【F1】世界が認める日本人エンジニア。小松礼雄の思考方法 (3ページ目)

  • 米家峰起●取材・文 text by Yoneya Mineoki
  • 桜井淳雄●撮影 photo by Sakurai Atsuo(BOOZY.CO)

 そんな中でも、小松とグロージャンは腐らずに必死に戦っている。

 チームメイトのパストール・マルドナドは荒れたレースが続いており、いまだノーポイント。しかしグロージャンは、かつて非難を受けた荒っぽい走りが嘘のように堅実で、チームメイトを上回る速さを見せ、マシンで優っているトロロッソ勢と同等の8ポイントを稼いでいる。

「ロマンは去年の後半戦に成長したあの積み重ねがあったからこそ、今年どんなに酷くてもきちんと戦って、予選でもチームメイトに対してほとんど勝ってるじゃないですか? パストールなんてクラッシュしまくっているけど、 2年前のロマンだったら、今のパストールと同じようになっていたと思います」

 グロージャンをそれだけ成長させたのも小松なら、目の前の苦境のなかで耐え忍び、堅実に戦わせているのも小松だ。高校の時は数学が苦手で英語もまったくできなかったというのに、F1の世界を目指してイギリスの大学に飛び込み、ここまで叩き上げてきた小松だからこそ、今の苦境にも真摯に向き合い、チームを鼓舞し、自分たちにやれるだけのことを貫き通すことができるのかもしれない。

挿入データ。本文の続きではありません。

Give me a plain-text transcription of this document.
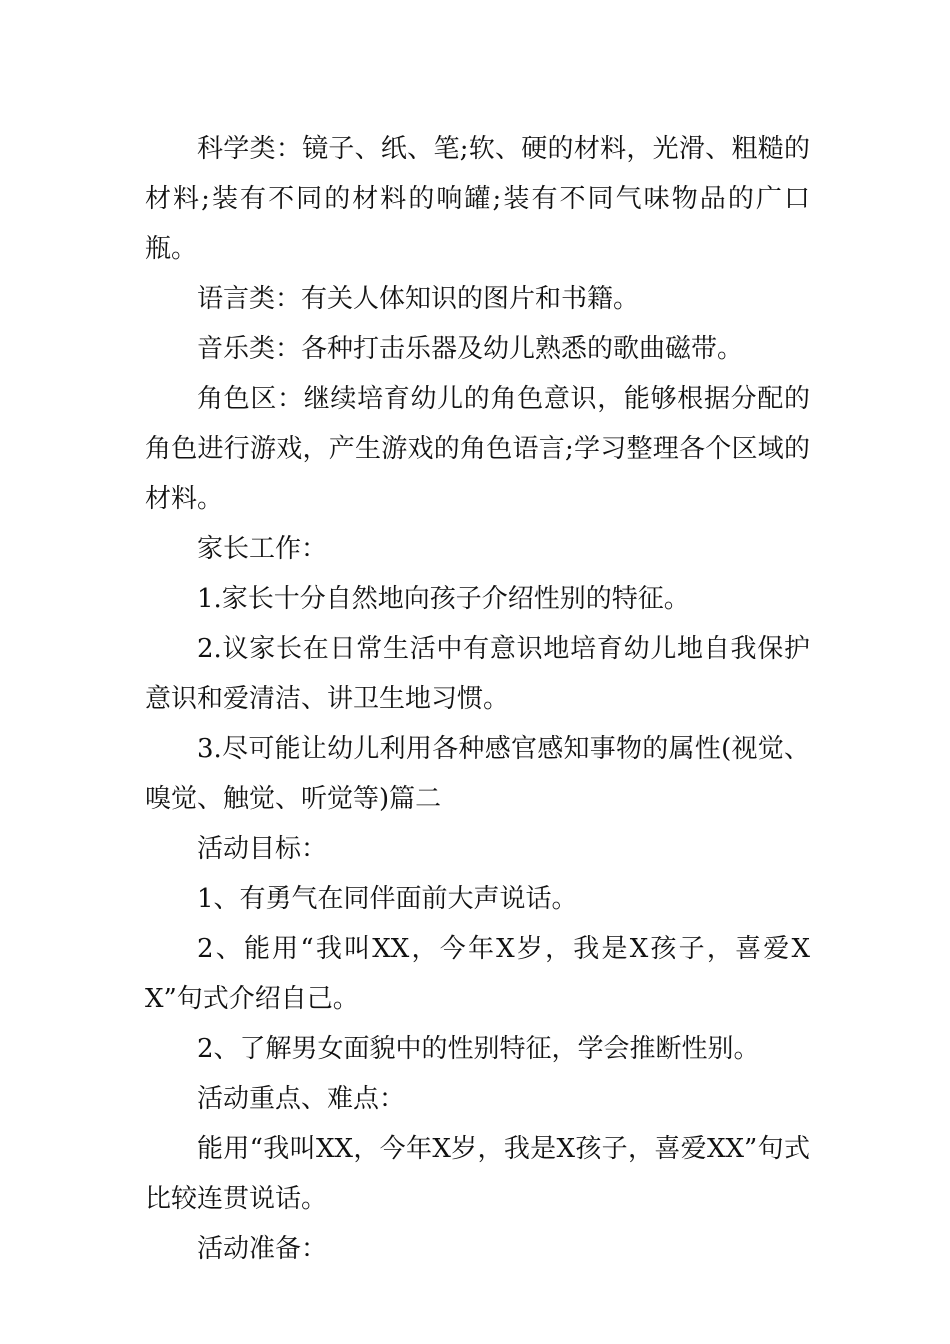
科学类：镜子、纸、笔;软、硬的材料，光滑、粗糙的材料;装有不同的材料的响罐;装有不同气味物品的广口瓶。

语言类：有关人体知识的图片和书籍。

音乐类：各种打击乐器及幼儿熟悉的歌曲磁带。

角色区：继续培育幼儿的角色意识，能够根据分配的角色进行游戏，产生游戏的角色语言;学习整理各个区域的材料。

家长工作：

1.家长十分自然地向孩子介绍性别的特征。

2.议家长在日常生活中有意识地培育幼儿地自我保护意识和爱清洁、讲卫生地习惯。

3.尽可能让幼儿利用各种感官感知事物的属性(视觉、嗅觉、触觉、听觉等)篇二

活动目标：

1、有勇气在同伴面前大声说话。

2、能用“我叫XX，今年X岁，我是X孩子，喜爱XX”句式介绍自己。

2、了解男女面貌中的性别特征，学会推断性别。

活动重点、难点：

能用“我叫XX，今年X岁，我是X孩子，喜爱XX”句式比较连贯说话。

活动准备：
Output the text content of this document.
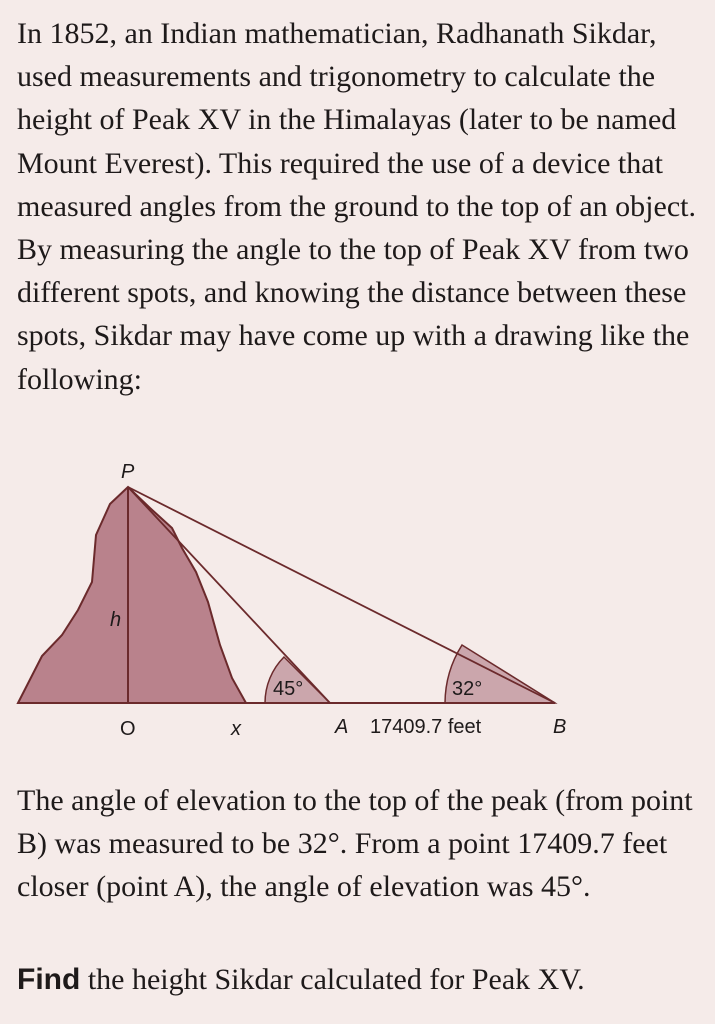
In 1852, an Indian mathematician, Radhanath Sikdar, used measurements and trigonometry to calculate the height of Peak XV in the Himalayas (later to be named Mount Everest). This required the use of a device that measured angles from the ground to the top of an object. By measuring the angle to the top of Peak XV from two different spots, and knowing the distance between these spots, Sikdar may have come up with a drawing like the following:

P
h
45°	32°
O	x	A 17409.7 feet	B

The angle of elevation to the top of the peak (from point B) was measured to be 32°. From a point 17409.7 feet closer (point A), the angle of elevation was 45°.

Find the height Sikdar calculated for Peak XV.
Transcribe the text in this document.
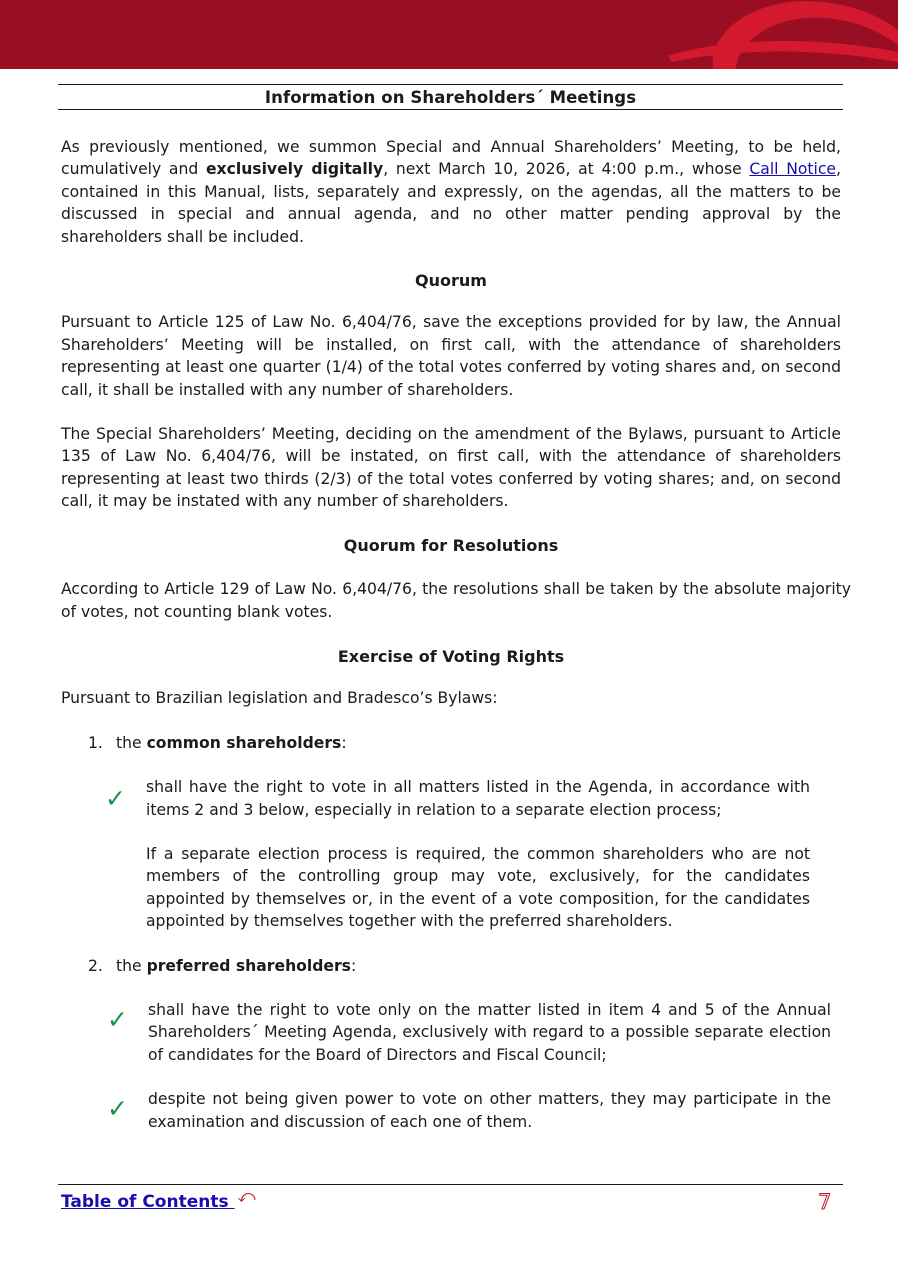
Information on Shareholders´ Meetings

As previously mentioned, we summon Special and Annual Shareholders’ Meeting, to be held, cumulatively and exclusively digitally, next March 10, 2026, at 4:00 p.m., whose Call Notice, contained in this Manual, lists, separately and expressly, on the agendas, all the matters to be discussed in special and annual agenda, and no other matter pending approval by the shareholders shall be included.

Quorum

Pursuant to Article 125 of Law No. 6,404/76, save the exceptions provided for by law, the Annual Shareholders’ Meeting will be installed, on first call, with the attendance of shareholders representing at least one quarter (1/4) of the total votes conferred by voting shares and, on second call, it shall be installed with any number of shareholders.

The Special Shareholders’ Meeting, deciding on the amendment of the Bylaws, pursuant to Article 135 of Law No. 6,404/76, will be instated, on first call, with the attendance of shareholders representing at least two thirds (2/3) of the total votes conferred by voting shares; and, on second call, it may be instated with any number of shareholders.

Quorum for Resolutions

According to Article 129 of Law No. 6,404/76, the resolutions shall be taken by the absolute majority of votes, not counting blank votes.

Exercise of Voting Rights

Pursuant to Brazilian legislation and Bradesco’s Bylaws:

1. the common shareholders:
✓ shall have the right to vote in all matters listed in the Agenda, in accordance with items 2 and 3 below, especially in relation to a separate election process;
If a separate election process is required, the common shareholders who are not members of the controlling group may vote, exclusively, for the candidates appointed by themselves or, in the event of a vote composition, for the candidates appointed by themselves together with the preferred shareholders.
2. the preferred shareholders:
✓ shall have the right to vote only on the matter listed in item 4 and 5 of the Annual Shareholders´ Meeting Agenda, exclusively with regard to a possible separate election of candidates for the Board of Directors and Fiscal Council;
✓ despite not being given power to vote on other matters, they may participate in the examination and discussion of each one of them.
Table of Contents ⤺	7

「優勝でも20位でも、仕事の量は変わらないんですよ。みんな許された時間の中で最大限に働いていますから。マルシアの仕事量がメルセデスAMGより少ないわけでもない。とはいえウチは、開幕戦は水曜の夜は徹夜で、金曜も1時間しか寝られませんでした。グランプリでそんなのは初めてでしたね」

 超高速のイタリアGPでは、ザウバーに先を行かれ、同じルノー製パワーユニットを積むケータハムからの突き上げをくらうほど苦戦を強いられた。それは空力パッケージの不出来ゆえの結果だったが、昨シーズン後半戦に優勝争いを繰り広げていたチームとしては屈辱的な週末だったと言うしかなかった。